02 - In a large bowl, combine melted butter and brown sugar with a hand mixer on high speed for about 2 minutes, scraping the sides of the bowl as needed. Add the eggs and vanilla and beat for another minute until well incorporated.
03 - Add the dry ingredients to the wet ingredients and beat on low, just until combined. Mix in the old-fashioned oats on low speed. Gently fold in the shredded carrots and raisins until evenly distributed throughout the dough.
04 - Cover the dough with plastic wrap and refrigerate for at least 1 hour. This step is important for the texture and flavor development.
05 - Preheat oven to 350°F. Line a baking sheet with parchment paper.
06 - Drop cookie dough by about 2-3 tablespoons onto the prepared baking sheet, leaving space between each cookie. Bake for 11-13 minutes. Don't overbake - the edges will start to brown first while the middle may still seem slightly underbaked, but it will continue to set as it cools.
07 - Remove the cookies from the oven and allow them to sit on the baking sheet for an additional 5 minutes. Transfer them to a wire rack to finish cooling completely.

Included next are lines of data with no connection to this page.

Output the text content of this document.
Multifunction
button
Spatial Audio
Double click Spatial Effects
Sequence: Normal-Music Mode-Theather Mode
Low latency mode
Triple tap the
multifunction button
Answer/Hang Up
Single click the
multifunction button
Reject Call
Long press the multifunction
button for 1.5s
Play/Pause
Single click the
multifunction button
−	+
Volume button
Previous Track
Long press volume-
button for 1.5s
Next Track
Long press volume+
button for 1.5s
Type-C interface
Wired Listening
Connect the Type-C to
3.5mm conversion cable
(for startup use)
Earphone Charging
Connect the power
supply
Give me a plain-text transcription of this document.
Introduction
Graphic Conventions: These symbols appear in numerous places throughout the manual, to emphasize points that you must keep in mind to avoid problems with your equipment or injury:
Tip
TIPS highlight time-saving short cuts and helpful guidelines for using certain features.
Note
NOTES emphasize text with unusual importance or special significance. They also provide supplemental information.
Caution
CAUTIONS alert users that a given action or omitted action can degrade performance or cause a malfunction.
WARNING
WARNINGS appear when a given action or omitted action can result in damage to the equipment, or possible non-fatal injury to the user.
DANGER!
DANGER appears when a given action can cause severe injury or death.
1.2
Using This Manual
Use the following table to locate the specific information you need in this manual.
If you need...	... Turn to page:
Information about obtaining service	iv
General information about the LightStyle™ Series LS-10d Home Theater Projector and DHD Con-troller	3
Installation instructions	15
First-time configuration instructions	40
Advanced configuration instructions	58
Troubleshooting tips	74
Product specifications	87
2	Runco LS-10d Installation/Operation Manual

08 - If desired, spread cooled cookies with cream cheese frosting and sprinkle with finely chopped walnuts for the full carrot cake experience.

# Recipe Notes:

01 - For the cream cheese frosting, use half a batch of homemade cream cheese frosting - it's highly recommended for the authentic carrot cake flavor.
02 - Do not substitute quick oats for the old-fashioned rolled oats. Quick oats will absorb too much moisture, resulting in dry, crumbly cookies.
03 - Store frosted cookies in an airtight container in the refrigerator for up to a week. For the best texture when serving, let them sit at room temperature for about 15 minutes.
04 - Cookie dough can be frozen for up to 3 months. Pre-scoop the dough into balls before freezing, and add 1-2 minutes to the baking time when baking from frozen.